They add, that, on the breaking up of the meeting, the principal nobles were heard to murmur among themselves against the extravagance of such a measure. "Was the danger then so pressing? Was there not the Russian army, which, as they were told, still numbered four hundred thousand men, to defend them? Why then deprive them of so many peasants! The service of these men would be, it was said, only temporary; but who could ever wish for their return? It was, on the contrary, an event to be dreaded. Would these serfs, habituated to the irregularities of war, bring back their former submission? Undoubtedly not: they would return full of new sentiments and new ideas, with which they would infect the villages; they would there propagate a refractory spirit, which would give infinite trouble to the master by spoiling the slave."
Be this as it may, the resolution of that meeting was generous, and worthy of so great a nation. The details are of little consequence. We well know that it is the same everywhere; that every thing in the world loses by being seen too near; and lastly, that nations ought to be judged by the general mass and by results.
Alexander then addressed the merchants, but more briefly: he ordered that proclamation to be read to them, in which Napoleon was represented as "a perfidious wretch; a Moloch, who, with treachery in his heart and loyalty on his lips, was striving to sweep Russia from the face of the earth."
It is said that, at these words, the masculine and highly coloured faces of the auditors, to which long beards imparted a look at once antique, majestic and wild, were inflamed with rage. Their eyes flashed fire; they were seized with a convulsive fury: their stiffened arms, their clenched fists, the gnashing of their teeth, and subdued execrations, expressed its vehemence. The effect was correspondent. Their chief, whom they elect themselves, proved himself worthy of his station: he put down his name the first for fifty thousand rubles. It was two-thirds of his fortune, and he paid it the next day.

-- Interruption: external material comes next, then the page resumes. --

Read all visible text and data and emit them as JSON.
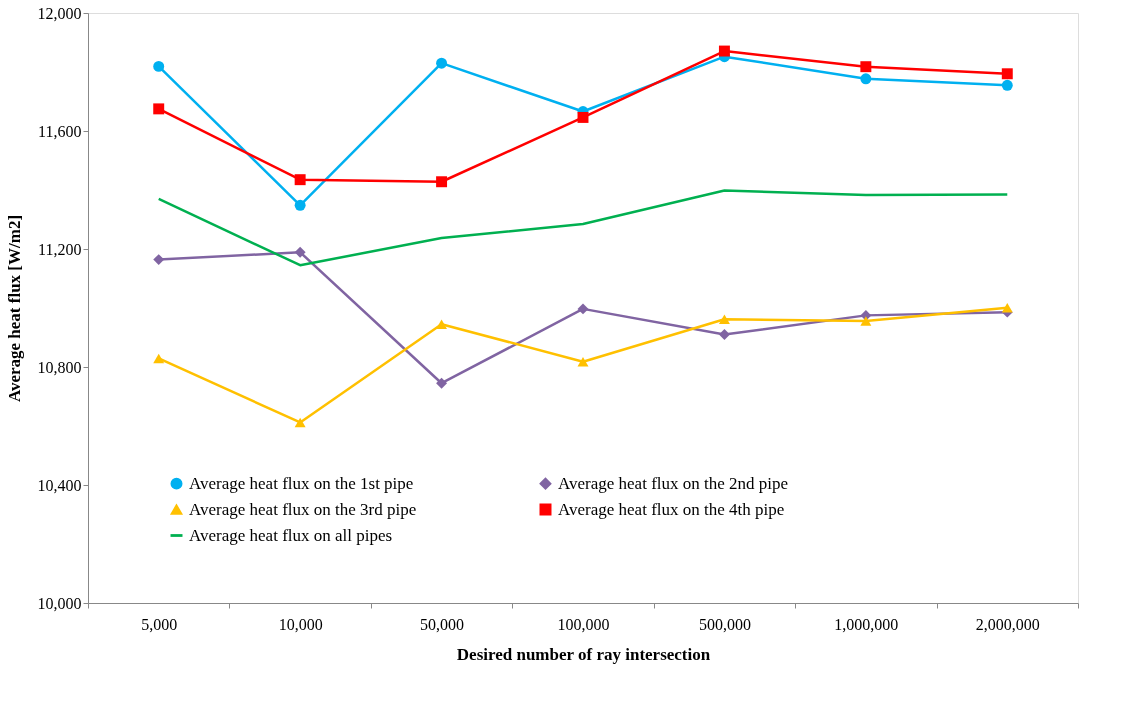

These merchants are divided into three classes: it was proposed to fix the contribution for each; but one of the assembly, who was included in the lowest class, declared that his patriotism would not brook any limit, and he immediately subscribed a sum far surpassing the proposed standard: the others followed his example more or less closely. Advantage was taken of their first emotions. Every thing was at hand that was requisite to bind them irrevocably while they were yet together, excited by one another, and by the words of their sovereign.
This patriotic donation amounted, it is said, to two millions of rubles. The other governments repeated, like so many echoes, the national cry of Moscow. The Emperor accepted all; but all could not be given immediately: and when, in order to complete his work, he claimed the rest of the promised succours, he was obliged to have recourse to constraint; the danger which had alarmed some and inflamed others, having by that time ceased to exist.
CHAP. II.
Meanwhile Smolensk was soon reduced; Napoleon at Wiazma, and consternation in Moscow. The great battle was not yet lost, and already people began to abandon that capital.
The governor-general, Count Rostopchin, told the women, in his proclamations, that "he should not detain them, as the less fear the less danger there would be; but that their brothers and husbands must stay, or they would cover themselves with infamy." He then added encouraging particulars concerning the hostile force, which consisted, according to his statement, of "one hundred and fifty thousand men, who were reduced to the necessity of feeding on horse-flesh. The Emperor Alexander was about to return to his faithful capital; eighty-three thousand Russians, both recruits and militia, with eighty pieces of cannon, were marching towards Borodino, to join Kutusoff."